I am using MVC 3 and Razor View engine.
What I am trying to do
I am making a blog using MVC 3, I want to remove all HTML formatting tags like <p> <b> <i>
etc..
For which I am using the following code. (it does work)
@{
post.PostContent = post.PostContent.Replace("<p>", " ");
post.PostContent = post.PostContent.Replace("</p>", " ");
post.PostContent = post.PostContent.Replace("<b>", " ");
post.PostContent = post.PostContent.Replace("</b>", " ");
post.PostContent = post.PostContent.Replace("<i>", " ");
post.PostContent = post.PostContent.Replace("</i>", " ");
}
I feel that there definitely has to be a better way to do this. Can anyone please guide me on this.
Thanks Alex Yaroshevich,
Here is what I use now..
post.PostContent = Regex.Replace(post.PostContent, @"<[^>]*>", String.Empty);
The regular expression is slow. use this, it's faster:
public static string StripHtmlTagByCharArray(string htmlString)
{
char[] array = new char[htmlString.Length];
int arrayIndex = 0;
bool inside = false;
for (int i = 0; i < htmlString.Length; i++)
{
char let = htmlString[i];
if (let == '<')
{
inside = true;
continue;
}
if (let == '>')
{
inside = false;
continue;
}
if (!inside)
{
array[arrayIndex] = let;
arrayIndex++;
}
}
return new string(array, 0, arrayIndex);
}
You can take a look at http://www.dotnetperls.com/remove-html-tags
You can use regular expression.
This article might help you.
Just in case you want to use regex in .NET to strip the HTML tags, the following seems to work pretty well on the source code for this very page. It's better than some of the other answers on this page because it looks for actual HTML tags instead of blindly removing everything between <
and >
. Back in the BBS days, we typed <grin>
a lot instead of :)
, so removing <grin>
is not an option. :)
This solution only removes the tags. It does not remove the contents of those tags in situations where that might be important -- a script tag, for example. You'd see the script, but the script wouldn't execute because the script tag itself gets removed. Removing the contents of an HTML tag is VERY tricky, and practically requires that the HTML fragment be well formed...

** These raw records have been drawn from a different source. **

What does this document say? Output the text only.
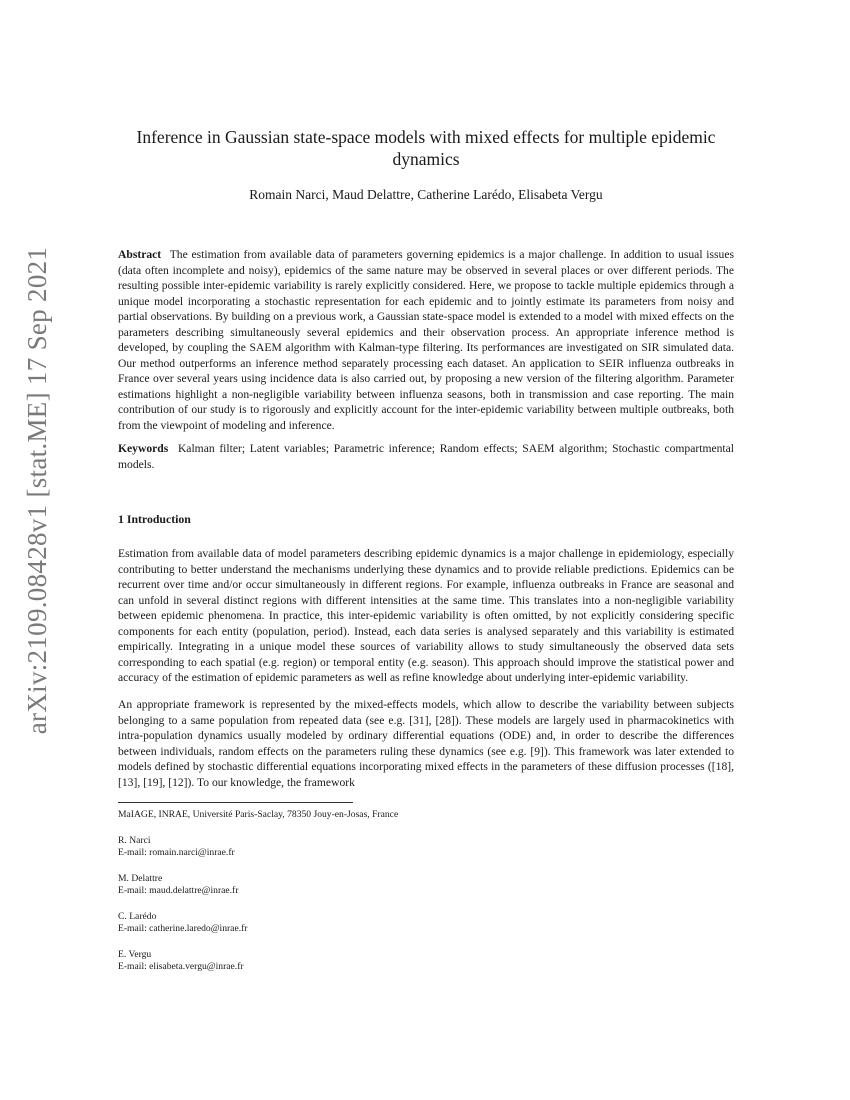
arXiv:2109.08428v1 [stat.ME] 17 Sep 2021
Inference in Gaussian state-space models with mixed effects for multiple epidemic dynamics
Romain Narci, Maud Delattre, Catherine Larédo, Elisabeta Vergu
Abstract The estimation from available data of parameters governing epidemics is a major challenge. In addition to usual issues (data often incomplete and noisy), epidemics of the same nature may be observed in several places or over different periods. The resulting possible inter-epidemic variability is rarely explicitly considered. Here, we propose to tackle multiple epidemics through a unique model incorporating a stochastic representation for each epidemic and to jointly estimate its parameters from noisy and partial observations. By building on a previous work, a Gaussian state-space model is extended to a model with mixed effects on the parameters describing simultaneously several epidemics and their observation process. An appropriate inference method is developed, by coupling the SAEM algorithm with Kalman-type filtering. Its performances are investigated on SIR simulated data. Our method outperforms an inference method separately processing each dataset. An application to SEIR influenza outbreaks in France over several years using incidence data is also carried out, by proposing a new version of the filtering algorithm. Parameter estimations highlight a non-negligible variability between influenza seasons, both in transmission and case reporting. The main contribution of our study is to rigorously and explicitly account for the inter-epidemic variability between multiple outbreaks, both from the viewpoint of modeling and inference.
Keywords Kalman filter; Latent variables; Parametric inference; Random effects; SAEM algorithm; Stochastic compartmental models.
1 Introduction

Estimation from available data of model parameters describing epidemic dynamics is a major challenge in epidemiology, especially contributing to better understand the mechanisms underlying these dynamics and to provide reliable predictions. Epidemics can be recurrent over time and/or occur simultaneously in different regions. For example, influenza outbreaks in France are seasonal and can unfold in several distinct regions with different intensities at the same time. This translates into a non-negligible variability between epidemic phenomena. In practice, this inter-epidemic variability is often omitted, by not explicitly considering specific components for each entity (population, period). Instead, each data series is analysed separately and this variability is estimated empirically. Integrating in a unique model these sources of variability allows to study simultaneously the observed data sets corresponding to each spatial (e.g. region) or temporal entity (e.g. season). This approach should improve the statistical power and accuracy of the estimation of epidemic parameters as well as refine knowledge about underlying inter-epidemic variability.

An appropriate framework is represented by the mixed-effects models, which allow to describe the variability between subjects belonging to a same population from repeated data (see e.g. [31], [28]). These models are largely used in pharmacokinetics with intra-population dynamics usually modeled by ordinary differential equations (ODE) and, in order to describe the differences between individuals, random effects on the parameters ruling these dynamics (see e.g. [9]). This framework was later extended to models defined by stochastic differential equations incorporating mixed effects in the parameters of these diffusion processes ([18], [13], [19], [12]). To our knowledge, the framework

MaIAGE, INRAE, Université Paris-Saclay, 78350 Jouy-en-Josas, France
R. Narci
E-mail: romain.narci@inrae.fr
M. Delattre
E-mail: maud.delattre@inrae.fr
C. Larédo
E-mail: catherine.laredo@inrae.fr
E. Vergu
E-mail: elisabeta.vergu@inrae.fr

Also note the RegexOption.Singleline
option. That's very important for any block of HTML. as there's nothing wrong with opening an HTML tag on one line and closing it in another.
string strRegex = @"</{0,1}(!DOCTYPE|a|abbr|acronym|address|applet|area|article|aside|audio|b|base|basefont|bdi|bdo|big|blockquote|body|br|button|canvas|caption|center|cite|code|col|colgroup|datalist|dd|del|details|dfn|dialog|dir|div|dl|dt|em|embed|fieldset|figcaption|figure|font|footer|form|frame|frameset|h1|h2|h3|h4|h5|h6|head|header|hr|html|i|iframe|img|input|ins|kbd|keygen|label|legend|li|link|main|map|mark|menu|menuitem|meta|meter|nav|noframes|noscript|object|ol|optgroup|option|output|p|param|pre|progress|q|rp|rt|ruby|s|samp|script|section|select|small|source|span|strike|strong|style|sub|summary|sup|table|tbody|td|textarea|tfoot|th|thead|time|title|tr|track|tt|u|ul|var|video|wbr){1}(\s*/{0,1}>|\s+.*?/{0,1}>)";
Regex myRegex = new Regex(strRegex, RegexOptions.Singleline);
string strTargetString = @"<p>Hello, World</p>";
string strReplace = @"";
return myRegex.Replace(strTargetString, strReplace);
I'm not saying this is the best answer. It's just an option and it worked great for me.